There were approximately 60 students that were involved in putting on the ag show. This number was lower than the normal 80-90 students that have participated in the years past. The agricultural department increased the requirements that needed to be met prior to taking part in the ag show. Even though the number of participants was lower than years in the past, Jeff Nelson, a teacher in the ag department at NUHS, says “I don’t think that weakened our show. I think we had just as strong of a show, with just as many displays for the most part, and definitely very focused and committed members that were there, which I think is a good thing for our image.”

There was a variety of different displays for students to view at this year’s ag show. There were 22 different large equipment displays. These included a variety of small sized tractors, large four wheel drives and diggers. There were 2 horses, 1 sow, 4 calves, 4 sheep, lambs, chickens, chicks and rabbits. There were also displays for fishing and boat safety.

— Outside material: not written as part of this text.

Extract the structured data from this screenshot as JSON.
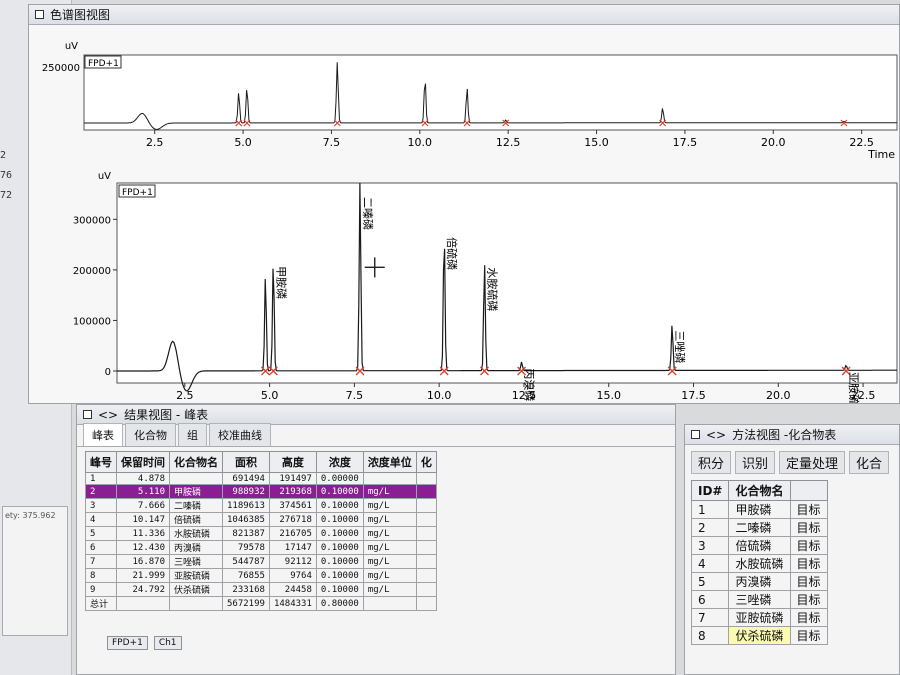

Nelson says that his favorite part of the ag show is “when you see young students see something for the first time, or they realize something, and you see ‘ah hah’ moment where their face just kinda lights up, and that’s always got to be the most pivotal moment. It is just a moment that you can’t replicate. I think anytime you can bring ag literacy or a new comprehension to a younger student it teaches them a plethora of knowledge for the rest of their life. It unlocks a new thing that they never knew, and then they grow and expand from that, and they teach other people, so the extent that the impact of agriculture can make is phenomenal, and it reaches so much further than just that one child.”

This event not only can benefit the younger children that visit it; it also has a positive impact on those high school students that volunteer to be involved. Nelson says “I think anytime you get a chance to get in front of younger students or people in the community and you get a chance to interact with the community and show your knowledge or interest level in something, it does a lot for a person’s self-confidence, but even past the self-confidence, the individual that is participating in the ag show and teaching gets to a role model for the young students, and it’s their time to be kinda ‘famous’ for a little bit. That does a lot, more than we even realize. It encourage someone to try something new or give them the confidence to go after something they never knew they could do.”

The impact of this day is exponential to everyone involved. It helps make connections, network, make public relations, make community engagement and make a positive image of students and members.

In the future, Nelson hopes to bring in more combines and planters to give students an idea of all of the equipment needed for each step of the planting process. Nelson also thinks that it is important to have livestock available for students, “so they can learn about where do products come from, what benefits livestock and animals give to humanity and even the emotional side of things that they help with.”